- Interactive map of Orsa & Winston

Restaurant information
- Established: September 24, 2013
- Head chef: Josef Centeno
- Food type: Italian- & Japanese-inspired
- Rating: (Michelin Guide)
- Location: 122 W. 4th Street, Los Angeles, California, 90013, United States
- Coordinates: 34°2′54.4″N 118°14′52.9″W﻿ / ﻿34.048444°N 118.248028°W
- Seating capacity: 35
- Reservations: Required

= Orsa & Winston =

Restaurant in Los Angeles, California, U.S.

Orsa & Winston is a Michelin-starred restaurant in Downtown Los Angeles, California, United States. Led by chef Josef Centeno, it specializes in blending Japanese and Italian dishes with influences from each of the two cuisines. Orsa & Winston offers a five-course omakase tasting menu that changes daily. Dinner is served in two seatings each evening.

==Reviews==
Orsa & Winston received a Michelin star in 2019, in the inaugural edition of the Michelin Guide for California (previous guides had only covered the San Francisco Bay Area and Greater Los Angeles separately). The following year, it was one of the first restaurants in the city to close in advance of the COVID-19 shutdown, but reopened with a skeleton crew and was named the Los Angeles Times Restaurant of the Year, with the paper praising the way "the fluidity between [Japanese and Italian] cuisines feels organic to Centeno’s cooking and to the pluralism of Los Angeles."

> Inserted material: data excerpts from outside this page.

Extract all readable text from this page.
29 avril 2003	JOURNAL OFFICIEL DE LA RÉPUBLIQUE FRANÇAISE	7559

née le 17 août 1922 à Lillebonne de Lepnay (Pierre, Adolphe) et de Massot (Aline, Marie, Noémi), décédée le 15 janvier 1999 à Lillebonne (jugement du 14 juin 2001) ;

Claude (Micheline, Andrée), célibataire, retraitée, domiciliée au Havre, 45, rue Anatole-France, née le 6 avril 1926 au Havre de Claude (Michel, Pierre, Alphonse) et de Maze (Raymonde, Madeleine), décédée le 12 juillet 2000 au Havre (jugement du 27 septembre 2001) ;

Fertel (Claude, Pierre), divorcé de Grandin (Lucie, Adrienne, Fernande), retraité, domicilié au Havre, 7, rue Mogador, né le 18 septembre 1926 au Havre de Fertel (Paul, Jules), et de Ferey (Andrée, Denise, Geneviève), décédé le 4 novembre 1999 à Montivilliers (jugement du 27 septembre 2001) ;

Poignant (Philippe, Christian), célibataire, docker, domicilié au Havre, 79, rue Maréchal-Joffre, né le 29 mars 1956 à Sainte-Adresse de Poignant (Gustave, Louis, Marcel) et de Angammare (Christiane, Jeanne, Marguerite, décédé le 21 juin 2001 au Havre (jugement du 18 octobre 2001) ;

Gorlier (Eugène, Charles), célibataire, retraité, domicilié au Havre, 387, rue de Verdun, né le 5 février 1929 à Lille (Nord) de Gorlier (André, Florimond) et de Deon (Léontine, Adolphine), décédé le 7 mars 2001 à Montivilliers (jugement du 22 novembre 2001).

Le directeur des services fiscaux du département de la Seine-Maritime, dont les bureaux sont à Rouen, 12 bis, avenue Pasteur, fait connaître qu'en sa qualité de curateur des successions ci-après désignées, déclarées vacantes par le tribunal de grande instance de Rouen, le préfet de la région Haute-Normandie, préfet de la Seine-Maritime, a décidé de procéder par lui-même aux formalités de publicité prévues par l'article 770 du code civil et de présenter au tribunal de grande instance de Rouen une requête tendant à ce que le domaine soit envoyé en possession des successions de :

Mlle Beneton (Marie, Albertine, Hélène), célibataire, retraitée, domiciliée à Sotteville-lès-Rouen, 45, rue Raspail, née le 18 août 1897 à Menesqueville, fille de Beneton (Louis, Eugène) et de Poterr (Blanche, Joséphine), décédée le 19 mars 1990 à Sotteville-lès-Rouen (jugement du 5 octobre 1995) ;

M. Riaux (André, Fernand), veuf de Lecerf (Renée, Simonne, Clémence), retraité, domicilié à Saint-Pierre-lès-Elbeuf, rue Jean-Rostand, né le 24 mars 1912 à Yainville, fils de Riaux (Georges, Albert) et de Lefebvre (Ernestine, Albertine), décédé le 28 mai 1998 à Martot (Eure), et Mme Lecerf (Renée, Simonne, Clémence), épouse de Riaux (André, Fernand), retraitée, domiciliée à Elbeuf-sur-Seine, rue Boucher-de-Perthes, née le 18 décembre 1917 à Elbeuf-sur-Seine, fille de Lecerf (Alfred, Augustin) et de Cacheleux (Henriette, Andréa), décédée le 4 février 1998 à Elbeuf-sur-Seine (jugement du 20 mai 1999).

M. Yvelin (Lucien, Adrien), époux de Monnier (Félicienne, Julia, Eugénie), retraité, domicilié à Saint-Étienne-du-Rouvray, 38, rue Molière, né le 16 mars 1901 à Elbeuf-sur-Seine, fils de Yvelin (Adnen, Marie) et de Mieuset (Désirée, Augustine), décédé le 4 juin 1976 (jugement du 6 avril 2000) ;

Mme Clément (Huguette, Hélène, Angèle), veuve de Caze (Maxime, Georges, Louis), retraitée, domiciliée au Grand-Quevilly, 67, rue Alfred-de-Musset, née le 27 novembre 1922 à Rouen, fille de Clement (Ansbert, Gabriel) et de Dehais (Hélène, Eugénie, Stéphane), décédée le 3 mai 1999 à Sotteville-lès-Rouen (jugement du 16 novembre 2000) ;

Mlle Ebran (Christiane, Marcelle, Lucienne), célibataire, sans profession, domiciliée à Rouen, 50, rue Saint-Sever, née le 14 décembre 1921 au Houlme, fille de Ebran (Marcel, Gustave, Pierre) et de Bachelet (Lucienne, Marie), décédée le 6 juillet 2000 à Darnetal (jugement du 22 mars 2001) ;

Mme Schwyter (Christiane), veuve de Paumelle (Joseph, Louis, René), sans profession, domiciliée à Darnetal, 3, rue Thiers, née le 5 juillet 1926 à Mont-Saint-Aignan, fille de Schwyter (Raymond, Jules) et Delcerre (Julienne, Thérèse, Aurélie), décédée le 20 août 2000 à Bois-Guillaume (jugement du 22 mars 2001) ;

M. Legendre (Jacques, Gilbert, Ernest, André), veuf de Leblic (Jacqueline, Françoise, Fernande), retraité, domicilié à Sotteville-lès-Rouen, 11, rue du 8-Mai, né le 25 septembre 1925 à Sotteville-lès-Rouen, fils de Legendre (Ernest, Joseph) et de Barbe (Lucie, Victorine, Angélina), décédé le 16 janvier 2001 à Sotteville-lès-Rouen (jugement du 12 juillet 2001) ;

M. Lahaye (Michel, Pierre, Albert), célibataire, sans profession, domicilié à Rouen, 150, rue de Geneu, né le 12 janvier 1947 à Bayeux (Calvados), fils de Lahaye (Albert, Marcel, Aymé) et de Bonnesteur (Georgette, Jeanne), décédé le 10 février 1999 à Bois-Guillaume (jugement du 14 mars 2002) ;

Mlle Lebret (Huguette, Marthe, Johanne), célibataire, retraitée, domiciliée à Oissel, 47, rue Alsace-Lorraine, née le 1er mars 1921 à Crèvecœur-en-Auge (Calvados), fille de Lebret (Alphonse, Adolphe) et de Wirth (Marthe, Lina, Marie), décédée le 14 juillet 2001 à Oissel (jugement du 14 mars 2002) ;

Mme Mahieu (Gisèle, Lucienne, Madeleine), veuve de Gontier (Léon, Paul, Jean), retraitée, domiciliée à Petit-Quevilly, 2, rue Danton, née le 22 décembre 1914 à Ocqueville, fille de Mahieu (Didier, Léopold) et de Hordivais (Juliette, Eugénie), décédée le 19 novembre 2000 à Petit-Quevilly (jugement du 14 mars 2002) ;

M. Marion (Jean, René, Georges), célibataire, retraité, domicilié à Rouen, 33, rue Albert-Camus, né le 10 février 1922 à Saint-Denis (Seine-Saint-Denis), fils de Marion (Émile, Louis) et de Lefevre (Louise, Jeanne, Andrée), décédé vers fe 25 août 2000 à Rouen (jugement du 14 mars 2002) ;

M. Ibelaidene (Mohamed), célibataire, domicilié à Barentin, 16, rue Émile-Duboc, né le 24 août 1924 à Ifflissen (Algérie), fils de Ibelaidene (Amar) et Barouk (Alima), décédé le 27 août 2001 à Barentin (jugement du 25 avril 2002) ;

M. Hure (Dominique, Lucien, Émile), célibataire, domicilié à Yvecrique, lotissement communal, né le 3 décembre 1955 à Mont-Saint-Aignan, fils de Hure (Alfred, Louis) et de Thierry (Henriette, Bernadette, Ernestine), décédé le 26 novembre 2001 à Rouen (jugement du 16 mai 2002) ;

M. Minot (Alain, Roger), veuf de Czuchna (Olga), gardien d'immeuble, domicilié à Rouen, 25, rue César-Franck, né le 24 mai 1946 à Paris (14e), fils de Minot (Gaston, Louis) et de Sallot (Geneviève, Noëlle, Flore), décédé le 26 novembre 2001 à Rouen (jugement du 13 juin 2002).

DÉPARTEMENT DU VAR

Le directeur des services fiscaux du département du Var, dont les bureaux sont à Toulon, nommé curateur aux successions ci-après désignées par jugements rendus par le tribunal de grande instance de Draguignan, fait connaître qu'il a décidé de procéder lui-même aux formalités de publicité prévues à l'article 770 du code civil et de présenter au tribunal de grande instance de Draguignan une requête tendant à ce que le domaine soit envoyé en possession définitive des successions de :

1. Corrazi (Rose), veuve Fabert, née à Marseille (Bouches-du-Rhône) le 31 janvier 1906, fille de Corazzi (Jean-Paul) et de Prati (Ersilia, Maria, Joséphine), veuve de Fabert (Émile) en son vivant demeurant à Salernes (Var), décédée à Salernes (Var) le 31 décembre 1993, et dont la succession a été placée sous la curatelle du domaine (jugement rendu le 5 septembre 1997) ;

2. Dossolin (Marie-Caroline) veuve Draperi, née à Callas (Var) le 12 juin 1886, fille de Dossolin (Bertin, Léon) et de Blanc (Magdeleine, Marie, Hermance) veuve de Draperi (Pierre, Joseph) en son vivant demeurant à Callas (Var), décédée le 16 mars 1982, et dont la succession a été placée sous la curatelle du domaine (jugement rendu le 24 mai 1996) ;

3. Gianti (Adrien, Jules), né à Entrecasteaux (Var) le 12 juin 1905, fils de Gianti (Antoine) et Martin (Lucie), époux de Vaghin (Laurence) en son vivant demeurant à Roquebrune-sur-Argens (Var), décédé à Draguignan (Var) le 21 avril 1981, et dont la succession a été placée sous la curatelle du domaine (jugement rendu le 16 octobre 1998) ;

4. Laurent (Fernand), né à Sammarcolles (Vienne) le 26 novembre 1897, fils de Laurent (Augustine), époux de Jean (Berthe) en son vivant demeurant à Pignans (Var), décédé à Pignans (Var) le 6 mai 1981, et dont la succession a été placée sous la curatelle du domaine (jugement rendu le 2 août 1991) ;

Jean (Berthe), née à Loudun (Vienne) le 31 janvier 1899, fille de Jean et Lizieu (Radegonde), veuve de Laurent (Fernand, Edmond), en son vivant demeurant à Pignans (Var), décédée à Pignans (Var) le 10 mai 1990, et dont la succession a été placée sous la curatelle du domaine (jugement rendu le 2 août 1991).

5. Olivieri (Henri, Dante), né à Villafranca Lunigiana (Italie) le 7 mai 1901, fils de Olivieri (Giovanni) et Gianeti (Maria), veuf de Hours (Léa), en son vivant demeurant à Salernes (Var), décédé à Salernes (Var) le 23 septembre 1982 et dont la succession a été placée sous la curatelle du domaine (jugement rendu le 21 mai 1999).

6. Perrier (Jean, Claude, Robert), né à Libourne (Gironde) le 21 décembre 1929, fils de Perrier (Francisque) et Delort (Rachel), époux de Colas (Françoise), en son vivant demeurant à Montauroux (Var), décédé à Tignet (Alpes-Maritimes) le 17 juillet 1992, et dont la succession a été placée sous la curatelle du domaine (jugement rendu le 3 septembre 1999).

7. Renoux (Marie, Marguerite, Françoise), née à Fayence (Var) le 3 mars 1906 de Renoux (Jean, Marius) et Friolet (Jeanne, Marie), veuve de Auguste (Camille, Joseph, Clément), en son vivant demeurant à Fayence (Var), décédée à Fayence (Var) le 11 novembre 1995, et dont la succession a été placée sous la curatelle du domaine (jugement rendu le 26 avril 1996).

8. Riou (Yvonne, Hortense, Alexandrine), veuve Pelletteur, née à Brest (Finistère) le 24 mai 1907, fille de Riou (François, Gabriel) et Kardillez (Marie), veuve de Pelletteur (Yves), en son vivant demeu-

However, by 2022, a review by The Infatuation acknowledged that, while "Orsa & Winston was once one of the most coveted reservations in LA," the authors felt that "after years of pandemic-related tweaks and changes, it's hard to see what the point is anymore." The review went on to state that "Our last meal here was disappointing" and that the menu was "uninspired", with "an unfocused mishmash of Euro-Asian dishes" that gave "the sense you’re supposed to be impressed" but failed to deliver. It closed with a hope that "We believe the real Orsa & Winston will come back, but we’re just going to have to wait for it a little bit longer."

Orsa & Winston retained its Michelin star in the 2022–2025 editions of the Michelin Guide.